Not all cars are made the same, but that's wierd. Has yours been wrecked? Had his? I haven't tackled the custom wheel tire issues myself, yet, but if you post the sizes of rims, tires including backspacing, there are lots of guys who have. Someone should be able to help if you answer those questions.


----------



## Dragon 32 (Jan 27, 2006)

Finish: Chrome 
Bolt Pattern: 5x120 
Wheel Size: 18x8.5 
Offset: 38 
Tire's are 245/40 zr18 93wmts, and no wreck's


----------



## willsgto (Jan 9, 2007)

Sounds like an alignment if didn't happen to the previous owner, and is only happening on one corner of the car.


----------



## cammed06 (Dec 12, 2006)

That's the problem. 8.5 wide with 38 mm offset. The factory 18x8's have a 40mm offset. You need to roll the fender or get a set of Pedders 2589's (springs). The springs will stiffen up some of the wheel hop and lift the rear 5/16 of an inch. Perfect fit without rolling the fenders (go to ls2gto.com) and search. There are lots of pics. Also check Rocksand Racing, a sponsor of that site, he has photos of his own car with this setup. He did not have to roll the fenders at all. His name is Frank, call him and he'll hook you up, he was very helpful with me trying to fit 275's on my 17 drag radial setup.

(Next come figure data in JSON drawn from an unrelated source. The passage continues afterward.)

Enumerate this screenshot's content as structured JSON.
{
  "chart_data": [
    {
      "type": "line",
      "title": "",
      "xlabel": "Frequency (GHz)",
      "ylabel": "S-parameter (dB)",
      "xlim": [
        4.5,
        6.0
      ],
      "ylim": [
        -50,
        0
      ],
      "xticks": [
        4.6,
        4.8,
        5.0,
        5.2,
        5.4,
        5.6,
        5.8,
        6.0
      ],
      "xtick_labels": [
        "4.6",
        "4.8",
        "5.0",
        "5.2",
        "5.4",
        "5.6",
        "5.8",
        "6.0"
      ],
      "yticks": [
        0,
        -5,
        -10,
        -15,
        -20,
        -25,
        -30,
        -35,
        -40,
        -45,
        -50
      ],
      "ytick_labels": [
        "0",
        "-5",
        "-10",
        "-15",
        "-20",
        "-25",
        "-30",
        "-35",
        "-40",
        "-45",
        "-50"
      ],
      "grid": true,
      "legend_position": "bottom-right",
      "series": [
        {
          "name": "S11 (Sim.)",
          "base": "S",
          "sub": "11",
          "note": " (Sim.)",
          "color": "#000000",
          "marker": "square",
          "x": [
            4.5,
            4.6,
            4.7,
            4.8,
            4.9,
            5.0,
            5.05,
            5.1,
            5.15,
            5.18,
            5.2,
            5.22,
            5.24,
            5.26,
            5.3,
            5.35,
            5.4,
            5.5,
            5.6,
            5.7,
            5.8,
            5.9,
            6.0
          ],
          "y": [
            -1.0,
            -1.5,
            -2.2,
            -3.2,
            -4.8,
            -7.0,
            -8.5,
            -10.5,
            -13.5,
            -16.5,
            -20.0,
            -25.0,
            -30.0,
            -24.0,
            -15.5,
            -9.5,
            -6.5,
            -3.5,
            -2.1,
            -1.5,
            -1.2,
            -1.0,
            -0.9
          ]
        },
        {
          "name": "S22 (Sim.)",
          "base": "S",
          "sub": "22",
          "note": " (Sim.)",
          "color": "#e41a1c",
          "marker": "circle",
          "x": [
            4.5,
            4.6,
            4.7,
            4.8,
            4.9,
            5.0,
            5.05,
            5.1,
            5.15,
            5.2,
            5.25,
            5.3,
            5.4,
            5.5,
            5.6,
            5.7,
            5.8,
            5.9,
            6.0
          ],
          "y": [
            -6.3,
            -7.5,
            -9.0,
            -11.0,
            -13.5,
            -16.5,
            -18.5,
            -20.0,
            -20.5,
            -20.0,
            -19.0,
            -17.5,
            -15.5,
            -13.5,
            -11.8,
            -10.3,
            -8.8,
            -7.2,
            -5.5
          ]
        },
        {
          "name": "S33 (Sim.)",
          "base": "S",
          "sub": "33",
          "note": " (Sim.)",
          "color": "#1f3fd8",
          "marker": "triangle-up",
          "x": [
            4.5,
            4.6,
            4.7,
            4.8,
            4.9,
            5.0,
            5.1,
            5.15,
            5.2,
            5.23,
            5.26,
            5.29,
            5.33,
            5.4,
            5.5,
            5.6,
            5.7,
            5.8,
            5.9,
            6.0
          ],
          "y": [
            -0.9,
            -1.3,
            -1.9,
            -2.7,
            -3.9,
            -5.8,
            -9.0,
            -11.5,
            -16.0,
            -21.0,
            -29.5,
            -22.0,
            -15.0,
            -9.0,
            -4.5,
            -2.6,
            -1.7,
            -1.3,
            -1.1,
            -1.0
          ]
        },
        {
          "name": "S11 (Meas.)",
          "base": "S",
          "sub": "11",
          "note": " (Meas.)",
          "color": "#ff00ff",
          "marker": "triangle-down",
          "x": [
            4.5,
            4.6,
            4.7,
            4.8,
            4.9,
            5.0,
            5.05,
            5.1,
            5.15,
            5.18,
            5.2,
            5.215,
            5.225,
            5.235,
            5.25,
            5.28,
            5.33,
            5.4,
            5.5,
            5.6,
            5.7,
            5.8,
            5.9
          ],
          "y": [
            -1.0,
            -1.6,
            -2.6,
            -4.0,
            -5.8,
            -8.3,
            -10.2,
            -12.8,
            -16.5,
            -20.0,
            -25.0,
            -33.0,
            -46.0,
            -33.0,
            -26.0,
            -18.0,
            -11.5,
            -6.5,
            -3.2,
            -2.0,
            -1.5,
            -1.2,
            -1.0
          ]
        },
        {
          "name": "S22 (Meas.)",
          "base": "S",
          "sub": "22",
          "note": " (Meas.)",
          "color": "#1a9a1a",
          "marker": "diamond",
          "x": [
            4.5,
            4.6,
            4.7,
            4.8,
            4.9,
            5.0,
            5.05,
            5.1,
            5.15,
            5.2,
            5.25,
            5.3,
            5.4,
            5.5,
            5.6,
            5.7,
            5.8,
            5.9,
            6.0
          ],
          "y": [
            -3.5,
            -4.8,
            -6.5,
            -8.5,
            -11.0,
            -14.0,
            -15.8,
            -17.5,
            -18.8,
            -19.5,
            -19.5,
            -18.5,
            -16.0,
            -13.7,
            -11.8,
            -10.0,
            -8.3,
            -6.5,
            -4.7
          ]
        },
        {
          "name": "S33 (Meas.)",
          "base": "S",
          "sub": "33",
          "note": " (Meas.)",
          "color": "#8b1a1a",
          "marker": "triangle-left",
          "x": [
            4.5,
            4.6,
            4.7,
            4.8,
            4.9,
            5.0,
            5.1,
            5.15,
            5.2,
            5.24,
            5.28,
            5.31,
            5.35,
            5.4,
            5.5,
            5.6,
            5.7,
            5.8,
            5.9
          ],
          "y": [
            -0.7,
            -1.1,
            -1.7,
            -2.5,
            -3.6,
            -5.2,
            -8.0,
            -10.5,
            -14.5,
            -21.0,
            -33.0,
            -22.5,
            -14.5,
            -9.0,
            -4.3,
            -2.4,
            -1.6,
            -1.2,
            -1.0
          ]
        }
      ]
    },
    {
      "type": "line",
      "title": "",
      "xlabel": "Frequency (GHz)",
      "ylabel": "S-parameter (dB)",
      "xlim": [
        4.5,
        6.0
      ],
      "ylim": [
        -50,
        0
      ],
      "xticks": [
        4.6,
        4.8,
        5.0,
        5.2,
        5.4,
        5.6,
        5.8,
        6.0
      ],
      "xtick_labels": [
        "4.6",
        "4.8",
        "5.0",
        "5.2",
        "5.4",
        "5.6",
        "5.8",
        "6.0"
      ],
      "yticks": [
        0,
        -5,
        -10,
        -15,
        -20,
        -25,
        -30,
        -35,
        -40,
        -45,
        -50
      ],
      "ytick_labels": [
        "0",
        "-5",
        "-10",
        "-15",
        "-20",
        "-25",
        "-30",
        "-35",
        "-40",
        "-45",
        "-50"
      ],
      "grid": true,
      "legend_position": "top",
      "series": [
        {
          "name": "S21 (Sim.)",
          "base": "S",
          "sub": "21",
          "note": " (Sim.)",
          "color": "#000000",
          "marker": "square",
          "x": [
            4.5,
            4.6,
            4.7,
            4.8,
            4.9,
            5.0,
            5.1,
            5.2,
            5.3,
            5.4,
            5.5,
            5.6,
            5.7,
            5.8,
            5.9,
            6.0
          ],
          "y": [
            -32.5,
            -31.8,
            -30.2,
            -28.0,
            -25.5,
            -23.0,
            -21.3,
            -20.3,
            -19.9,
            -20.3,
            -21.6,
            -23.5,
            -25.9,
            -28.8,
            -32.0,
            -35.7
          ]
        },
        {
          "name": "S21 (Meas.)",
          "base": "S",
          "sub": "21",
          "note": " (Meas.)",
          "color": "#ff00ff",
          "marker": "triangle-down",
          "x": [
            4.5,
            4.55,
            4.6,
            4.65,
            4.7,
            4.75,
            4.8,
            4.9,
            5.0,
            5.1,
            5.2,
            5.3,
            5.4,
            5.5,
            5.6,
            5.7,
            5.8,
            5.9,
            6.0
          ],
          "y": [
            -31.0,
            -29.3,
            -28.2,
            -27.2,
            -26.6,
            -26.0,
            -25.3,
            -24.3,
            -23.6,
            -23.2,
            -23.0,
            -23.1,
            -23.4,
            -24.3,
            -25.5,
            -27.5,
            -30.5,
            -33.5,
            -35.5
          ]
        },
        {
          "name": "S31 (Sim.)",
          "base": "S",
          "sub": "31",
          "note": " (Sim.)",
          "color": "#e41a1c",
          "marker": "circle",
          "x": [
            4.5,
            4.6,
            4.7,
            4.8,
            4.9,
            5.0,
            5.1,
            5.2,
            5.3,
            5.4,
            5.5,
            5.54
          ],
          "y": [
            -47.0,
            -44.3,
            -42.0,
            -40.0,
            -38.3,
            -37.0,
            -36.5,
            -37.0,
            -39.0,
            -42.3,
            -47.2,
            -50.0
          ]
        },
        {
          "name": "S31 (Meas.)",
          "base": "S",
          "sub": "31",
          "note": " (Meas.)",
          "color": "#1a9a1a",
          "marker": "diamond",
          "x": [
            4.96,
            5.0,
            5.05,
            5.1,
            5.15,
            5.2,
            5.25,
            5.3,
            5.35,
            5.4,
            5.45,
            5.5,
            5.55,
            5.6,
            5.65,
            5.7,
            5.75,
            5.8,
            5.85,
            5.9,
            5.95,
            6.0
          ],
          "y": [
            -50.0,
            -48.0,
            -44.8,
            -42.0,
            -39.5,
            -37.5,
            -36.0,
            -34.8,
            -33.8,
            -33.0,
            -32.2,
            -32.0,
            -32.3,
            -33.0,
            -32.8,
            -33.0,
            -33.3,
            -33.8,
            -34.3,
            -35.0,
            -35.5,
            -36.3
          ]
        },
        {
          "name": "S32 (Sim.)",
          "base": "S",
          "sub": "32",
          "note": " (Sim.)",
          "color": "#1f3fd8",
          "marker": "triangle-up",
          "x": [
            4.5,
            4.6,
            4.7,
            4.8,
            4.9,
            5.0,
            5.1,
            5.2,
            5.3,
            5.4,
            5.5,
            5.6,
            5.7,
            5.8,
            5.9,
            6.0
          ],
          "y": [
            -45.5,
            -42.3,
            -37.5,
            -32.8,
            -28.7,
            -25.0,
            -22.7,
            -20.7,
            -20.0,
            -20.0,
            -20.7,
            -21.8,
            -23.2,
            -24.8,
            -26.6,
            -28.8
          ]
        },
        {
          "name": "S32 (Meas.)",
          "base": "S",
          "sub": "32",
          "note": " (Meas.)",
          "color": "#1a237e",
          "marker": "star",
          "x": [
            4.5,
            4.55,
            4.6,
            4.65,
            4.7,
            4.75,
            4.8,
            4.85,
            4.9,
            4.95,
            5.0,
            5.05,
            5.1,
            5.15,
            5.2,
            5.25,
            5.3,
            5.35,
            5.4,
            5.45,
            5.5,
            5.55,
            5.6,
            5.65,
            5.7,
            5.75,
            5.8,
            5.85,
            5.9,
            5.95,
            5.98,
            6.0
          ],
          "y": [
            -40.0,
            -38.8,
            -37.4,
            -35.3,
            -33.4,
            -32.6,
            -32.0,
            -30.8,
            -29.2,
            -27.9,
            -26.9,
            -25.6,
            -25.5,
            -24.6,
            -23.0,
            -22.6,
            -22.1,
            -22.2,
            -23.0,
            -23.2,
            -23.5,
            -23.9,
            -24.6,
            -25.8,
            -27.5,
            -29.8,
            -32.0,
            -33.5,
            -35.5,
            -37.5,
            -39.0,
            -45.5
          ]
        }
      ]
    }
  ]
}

On the rolling the fenders part, it aint as easy as you think. A guy whom I bought 2 of his factory 17's from, he bought the exact same size rim, tire and offset as you. He rubbed a little. He tried rolling them himself and the paint started cracking. Either take your time and heat the paint with something first or pay a professional.


----------



## Dragon 32 (Jan 27, 2006)

Thank's for the info, I think I'll go with the Pedder's.


----------



## cammed06 (Dec 12, 2006)

Free shipping from Rocksand Racing this month. I'm doing springs, big bore shocks and the differetial bushing. I am also getting the BMR drag bags while I have the springs out.


----------



## Dragon 32 (Jan 27, 2006)

cammed06 said:


> Free shipping from Rocksand Racing this month. I'm doing springs, big bore shocks and the differetial bushing. I am also getting the BMR drag bags while I have the springs out.


Thank you for the info Cammed06, part's have been ordered.


----------



## cammed06 (Dec 12, 2006)

No problem, glad I could help you and Frank out.


----------